DaunBali, Gianyar – Tari Condong, sebuah tarian yang berkembang di kerajaan Bali, menampilkan pesona dan keanggunan pelayan istana yang melayani sang raja. Tarian ini bukan hanya sebuah penampilan seni, tetapi juga sebuah cerminan dari kekaguman pada kekuasaan raja serta kecantikan putri raja.
Sejarah Tari Condong dimulai dari mimpi Pangeran Sukawati pada pertengahan abad ke-19. Dalam mimpinya, Pangeran melihat dua gadis menari dengan anggun diiringi oleh gamelan khas Bali. Terinspirasi oleh mimpinya tersebut, Pangeran Sukawati menciptakan gerakan yang kemudian menjadi dasar dari tari condong.
Meskipun sejarah pasti penciptaan tari condong masih menjadi perdebatan, masyarakat Bali mempercayai bahwa tarian ini berasal dari mimpi Pangeran Sukawati yang mengidap sakit parah.
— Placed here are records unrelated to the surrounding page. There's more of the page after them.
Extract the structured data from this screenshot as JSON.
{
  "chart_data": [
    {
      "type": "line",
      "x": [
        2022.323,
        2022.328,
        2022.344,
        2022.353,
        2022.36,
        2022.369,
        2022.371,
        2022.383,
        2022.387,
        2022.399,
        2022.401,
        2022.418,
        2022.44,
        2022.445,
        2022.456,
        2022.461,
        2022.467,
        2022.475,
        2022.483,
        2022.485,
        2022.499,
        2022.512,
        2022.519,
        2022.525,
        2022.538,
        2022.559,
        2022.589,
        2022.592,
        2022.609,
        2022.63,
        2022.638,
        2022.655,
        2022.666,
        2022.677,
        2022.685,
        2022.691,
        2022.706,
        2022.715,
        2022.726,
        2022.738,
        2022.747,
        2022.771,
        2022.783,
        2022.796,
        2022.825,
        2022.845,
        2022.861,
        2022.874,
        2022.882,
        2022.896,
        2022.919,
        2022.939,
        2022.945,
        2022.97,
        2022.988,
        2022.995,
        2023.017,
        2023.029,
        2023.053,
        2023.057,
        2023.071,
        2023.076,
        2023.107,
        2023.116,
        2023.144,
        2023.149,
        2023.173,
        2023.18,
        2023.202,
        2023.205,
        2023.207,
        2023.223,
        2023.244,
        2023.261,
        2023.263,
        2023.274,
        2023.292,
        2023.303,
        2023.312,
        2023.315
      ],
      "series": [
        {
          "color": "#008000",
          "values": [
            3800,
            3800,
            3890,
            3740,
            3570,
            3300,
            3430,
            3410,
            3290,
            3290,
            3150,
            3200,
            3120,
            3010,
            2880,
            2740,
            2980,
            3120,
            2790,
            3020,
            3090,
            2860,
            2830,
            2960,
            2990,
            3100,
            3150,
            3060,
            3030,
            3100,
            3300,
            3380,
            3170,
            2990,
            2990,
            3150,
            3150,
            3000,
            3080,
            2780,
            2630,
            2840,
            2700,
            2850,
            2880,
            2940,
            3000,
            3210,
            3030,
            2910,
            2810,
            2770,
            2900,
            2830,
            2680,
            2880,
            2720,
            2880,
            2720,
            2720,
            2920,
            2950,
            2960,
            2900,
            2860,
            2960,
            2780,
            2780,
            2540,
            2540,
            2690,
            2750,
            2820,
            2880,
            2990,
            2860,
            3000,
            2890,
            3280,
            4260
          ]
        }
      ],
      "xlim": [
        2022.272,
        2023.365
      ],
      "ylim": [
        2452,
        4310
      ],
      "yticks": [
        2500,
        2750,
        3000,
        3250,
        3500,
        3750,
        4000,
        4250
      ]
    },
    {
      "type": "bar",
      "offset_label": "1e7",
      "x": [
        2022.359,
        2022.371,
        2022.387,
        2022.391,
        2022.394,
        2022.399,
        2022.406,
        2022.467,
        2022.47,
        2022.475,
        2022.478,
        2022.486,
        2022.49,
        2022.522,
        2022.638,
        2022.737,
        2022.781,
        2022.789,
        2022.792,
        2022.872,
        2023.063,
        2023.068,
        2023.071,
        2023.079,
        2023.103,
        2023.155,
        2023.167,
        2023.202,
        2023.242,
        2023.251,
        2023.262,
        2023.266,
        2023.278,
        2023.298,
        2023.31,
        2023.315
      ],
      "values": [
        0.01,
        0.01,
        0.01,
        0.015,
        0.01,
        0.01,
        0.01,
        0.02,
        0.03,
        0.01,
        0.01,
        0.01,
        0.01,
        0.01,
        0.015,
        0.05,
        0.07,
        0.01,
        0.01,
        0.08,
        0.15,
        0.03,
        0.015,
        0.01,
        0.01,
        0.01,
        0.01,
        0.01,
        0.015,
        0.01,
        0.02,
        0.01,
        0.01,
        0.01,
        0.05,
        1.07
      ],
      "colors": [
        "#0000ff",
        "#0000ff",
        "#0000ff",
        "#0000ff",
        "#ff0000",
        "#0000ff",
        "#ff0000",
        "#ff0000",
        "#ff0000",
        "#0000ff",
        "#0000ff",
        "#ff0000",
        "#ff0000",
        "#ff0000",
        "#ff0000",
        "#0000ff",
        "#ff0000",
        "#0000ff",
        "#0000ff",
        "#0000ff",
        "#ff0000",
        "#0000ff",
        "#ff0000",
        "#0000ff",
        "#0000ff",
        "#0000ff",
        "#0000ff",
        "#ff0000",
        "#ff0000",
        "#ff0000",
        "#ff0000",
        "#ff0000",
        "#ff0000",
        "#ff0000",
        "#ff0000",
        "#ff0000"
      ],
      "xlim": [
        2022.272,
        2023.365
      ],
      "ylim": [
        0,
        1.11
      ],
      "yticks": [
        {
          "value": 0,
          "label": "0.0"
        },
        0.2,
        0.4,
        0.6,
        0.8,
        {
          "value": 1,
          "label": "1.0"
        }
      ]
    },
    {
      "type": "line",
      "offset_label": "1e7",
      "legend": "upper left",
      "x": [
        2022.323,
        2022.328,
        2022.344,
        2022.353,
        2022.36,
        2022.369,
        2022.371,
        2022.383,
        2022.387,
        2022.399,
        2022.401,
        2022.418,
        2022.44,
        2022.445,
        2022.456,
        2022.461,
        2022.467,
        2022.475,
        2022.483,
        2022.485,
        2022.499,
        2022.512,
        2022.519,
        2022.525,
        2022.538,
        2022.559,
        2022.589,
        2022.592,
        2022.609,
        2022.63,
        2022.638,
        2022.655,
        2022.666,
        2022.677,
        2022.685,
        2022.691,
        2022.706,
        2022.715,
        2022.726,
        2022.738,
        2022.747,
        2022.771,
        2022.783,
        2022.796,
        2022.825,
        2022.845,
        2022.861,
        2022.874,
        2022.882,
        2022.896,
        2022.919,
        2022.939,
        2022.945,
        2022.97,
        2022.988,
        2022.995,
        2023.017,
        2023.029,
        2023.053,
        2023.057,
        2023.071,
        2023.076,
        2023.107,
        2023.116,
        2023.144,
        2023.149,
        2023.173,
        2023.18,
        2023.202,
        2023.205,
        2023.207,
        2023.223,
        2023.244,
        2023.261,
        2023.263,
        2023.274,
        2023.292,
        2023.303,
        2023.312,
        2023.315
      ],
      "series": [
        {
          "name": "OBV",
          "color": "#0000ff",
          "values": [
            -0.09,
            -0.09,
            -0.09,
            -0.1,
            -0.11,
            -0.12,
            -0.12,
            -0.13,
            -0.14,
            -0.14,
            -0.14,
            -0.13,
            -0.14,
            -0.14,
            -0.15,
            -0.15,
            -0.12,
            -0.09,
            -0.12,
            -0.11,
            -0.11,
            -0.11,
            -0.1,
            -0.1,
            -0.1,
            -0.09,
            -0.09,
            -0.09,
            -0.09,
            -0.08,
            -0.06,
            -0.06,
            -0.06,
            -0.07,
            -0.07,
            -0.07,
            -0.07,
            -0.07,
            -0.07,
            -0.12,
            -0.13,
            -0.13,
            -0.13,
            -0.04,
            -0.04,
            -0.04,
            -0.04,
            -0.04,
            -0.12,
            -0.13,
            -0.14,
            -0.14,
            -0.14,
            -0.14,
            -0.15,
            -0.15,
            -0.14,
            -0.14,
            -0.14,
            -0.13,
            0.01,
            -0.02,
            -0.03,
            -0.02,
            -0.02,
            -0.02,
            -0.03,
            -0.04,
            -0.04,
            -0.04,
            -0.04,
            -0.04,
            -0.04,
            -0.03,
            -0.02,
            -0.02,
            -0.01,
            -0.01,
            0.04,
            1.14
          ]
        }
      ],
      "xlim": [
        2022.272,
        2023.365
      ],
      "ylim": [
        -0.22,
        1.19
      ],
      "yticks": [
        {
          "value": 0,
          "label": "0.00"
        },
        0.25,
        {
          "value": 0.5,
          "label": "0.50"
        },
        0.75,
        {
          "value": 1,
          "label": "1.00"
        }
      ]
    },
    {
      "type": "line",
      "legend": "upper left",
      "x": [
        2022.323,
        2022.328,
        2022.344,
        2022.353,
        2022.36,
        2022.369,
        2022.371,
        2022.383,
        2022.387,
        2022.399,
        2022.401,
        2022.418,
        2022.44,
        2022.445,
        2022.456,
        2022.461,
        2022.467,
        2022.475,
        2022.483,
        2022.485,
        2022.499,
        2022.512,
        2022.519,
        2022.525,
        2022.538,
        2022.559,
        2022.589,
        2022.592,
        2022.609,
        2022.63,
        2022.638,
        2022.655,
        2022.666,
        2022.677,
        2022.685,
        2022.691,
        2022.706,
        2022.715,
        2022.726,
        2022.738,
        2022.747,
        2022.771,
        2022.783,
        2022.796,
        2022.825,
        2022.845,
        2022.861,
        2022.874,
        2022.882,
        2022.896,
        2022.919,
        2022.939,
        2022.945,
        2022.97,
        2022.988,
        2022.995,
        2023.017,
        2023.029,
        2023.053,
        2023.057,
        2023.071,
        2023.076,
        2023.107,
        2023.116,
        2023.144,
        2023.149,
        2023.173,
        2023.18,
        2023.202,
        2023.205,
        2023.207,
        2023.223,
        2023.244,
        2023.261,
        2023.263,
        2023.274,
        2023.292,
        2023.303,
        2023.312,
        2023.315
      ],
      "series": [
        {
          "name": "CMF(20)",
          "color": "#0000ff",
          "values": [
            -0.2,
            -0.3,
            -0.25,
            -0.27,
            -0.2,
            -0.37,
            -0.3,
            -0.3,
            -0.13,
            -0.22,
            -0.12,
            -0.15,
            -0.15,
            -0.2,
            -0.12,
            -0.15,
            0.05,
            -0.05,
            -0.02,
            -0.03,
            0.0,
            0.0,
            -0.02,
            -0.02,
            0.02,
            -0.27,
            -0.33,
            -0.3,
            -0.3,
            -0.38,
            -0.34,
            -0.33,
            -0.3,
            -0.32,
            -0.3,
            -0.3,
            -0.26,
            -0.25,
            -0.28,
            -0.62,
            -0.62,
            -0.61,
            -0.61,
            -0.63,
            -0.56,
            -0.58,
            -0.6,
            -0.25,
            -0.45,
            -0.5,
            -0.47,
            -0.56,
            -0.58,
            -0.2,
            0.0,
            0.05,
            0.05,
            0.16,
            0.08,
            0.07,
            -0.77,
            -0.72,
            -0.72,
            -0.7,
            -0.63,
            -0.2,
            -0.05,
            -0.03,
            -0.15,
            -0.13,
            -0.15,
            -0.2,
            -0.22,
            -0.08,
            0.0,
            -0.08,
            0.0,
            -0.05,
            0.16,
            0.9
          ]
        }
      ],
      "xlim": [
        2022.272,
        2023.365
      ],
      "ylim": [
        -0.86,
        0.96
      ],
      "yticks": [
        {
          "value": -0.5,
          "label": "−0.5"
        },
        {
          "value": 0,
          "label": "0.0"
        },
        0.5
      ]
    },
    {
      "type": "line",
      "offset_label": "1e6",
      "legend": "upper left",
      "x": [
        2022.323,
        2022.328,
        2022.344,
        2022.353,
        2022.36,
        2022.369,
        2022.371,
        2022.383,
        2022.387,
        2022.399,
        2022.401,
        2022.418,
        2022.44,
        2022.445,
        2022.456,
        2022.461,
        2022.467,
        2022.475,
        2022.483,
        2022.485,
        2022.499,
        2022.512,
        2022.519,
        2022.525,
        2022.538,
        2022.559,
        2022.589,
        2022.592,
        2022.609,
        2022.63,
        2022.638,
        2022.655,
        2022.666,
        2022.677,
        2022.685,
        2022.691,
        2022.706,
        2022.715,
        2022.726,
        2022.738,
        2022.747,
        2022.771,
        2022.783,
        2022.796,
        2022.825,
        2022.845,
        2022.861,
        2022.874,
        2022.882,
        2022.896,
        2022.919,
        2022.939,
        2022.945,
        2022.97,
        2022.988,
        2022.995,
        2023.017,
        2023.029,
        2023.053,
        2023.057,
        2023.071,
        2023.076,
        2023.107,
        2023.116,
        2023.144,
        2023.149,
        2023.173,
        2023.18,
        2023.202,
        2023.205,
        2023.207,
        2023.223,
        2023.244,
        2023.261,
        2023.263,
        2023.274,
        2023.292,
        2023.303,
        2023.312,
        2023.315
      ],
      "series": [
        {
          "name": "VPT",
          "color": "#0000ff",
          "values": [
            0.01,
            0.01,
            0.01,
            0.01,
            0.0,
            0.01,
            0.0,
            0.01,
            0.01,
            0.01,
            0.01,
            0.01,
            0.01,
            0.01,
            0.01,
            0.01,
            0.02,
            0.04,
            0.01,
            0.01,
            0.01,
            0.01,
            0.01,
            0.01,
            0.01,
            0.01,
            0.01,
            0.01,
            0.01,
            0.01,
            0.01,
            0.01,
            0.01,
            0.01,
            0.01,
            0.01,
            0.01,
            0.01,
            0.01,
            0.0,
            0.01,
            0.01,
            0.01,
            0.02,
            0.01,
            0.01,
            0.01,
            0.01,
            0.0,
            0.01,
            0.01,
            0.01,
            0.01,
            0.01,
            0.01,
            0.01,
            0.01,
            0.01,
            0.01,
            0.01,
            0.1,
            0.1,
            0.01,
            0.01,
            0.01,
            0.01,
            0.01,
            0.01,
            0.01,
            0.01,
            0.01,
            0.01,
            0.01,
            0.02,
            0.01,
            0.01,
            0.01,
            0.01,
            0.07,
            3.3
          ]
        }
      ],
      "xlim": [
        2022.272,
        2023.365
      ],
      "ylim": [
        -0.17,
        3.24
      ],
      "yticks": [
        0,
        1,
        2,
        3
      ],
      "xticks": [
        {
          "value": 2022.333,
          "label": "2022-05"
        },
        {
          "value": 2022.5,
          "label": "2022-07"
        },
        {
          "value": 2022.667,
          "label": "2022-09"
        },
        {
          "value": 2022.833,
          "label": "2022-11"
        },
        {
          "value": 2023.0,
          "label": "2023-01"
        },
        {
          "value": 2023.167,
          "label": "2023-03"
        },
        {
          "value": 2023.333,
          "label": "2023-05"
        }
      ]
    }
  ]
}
Tari Condong kemudian berkembang di lingkungan kerajaan dan menjadi bagian penting dari kebudayaan Bali.
Dalam seni tari, gerakan memiliki peran utama dalam menyampaikan cerita. Gerakan dalam tari condong mencerminkan pelayan yang melayani rajanya, menggabungkan berbagai gerakan dari tari-tari tradisional Bali seperti panyembrama, legong, gambuh, dan arja.
Tari Condong sering menjadi pembuka dari pertunjukkan tari legong. Penari condong memasuki panggung terlebih dahulu tanpa menggunakan kipas, kemudian bergabung dengan penari legong dalam pertunjukkan. Biasanya, tarian ini memiliki durasi sekitar 15 menit.
Dalam bentuk tarian legong lasem, penari condong sering kali kembali ke panggung dengan menggunakan sayap gagak, yang dikaitkan dengan ramalan kematian Raja Lasem. Burung gagak dianggap sebagai pertanda kematian dalam kebudayaan Bali, memberikan elemen misteri yang mendalam pada pertunjukkan tari ini.
Tari Condong bukan hanya sekedar tarian, tetapi juga sebuah warisan budaya yang berharga bagi masyarakat Bali. Melalui pengajaran pada anak-anak, tari ini terus dilestarikan sebagai bagian tak terpisahkan dari kebudayaan Bali yang eksotis dan memesona.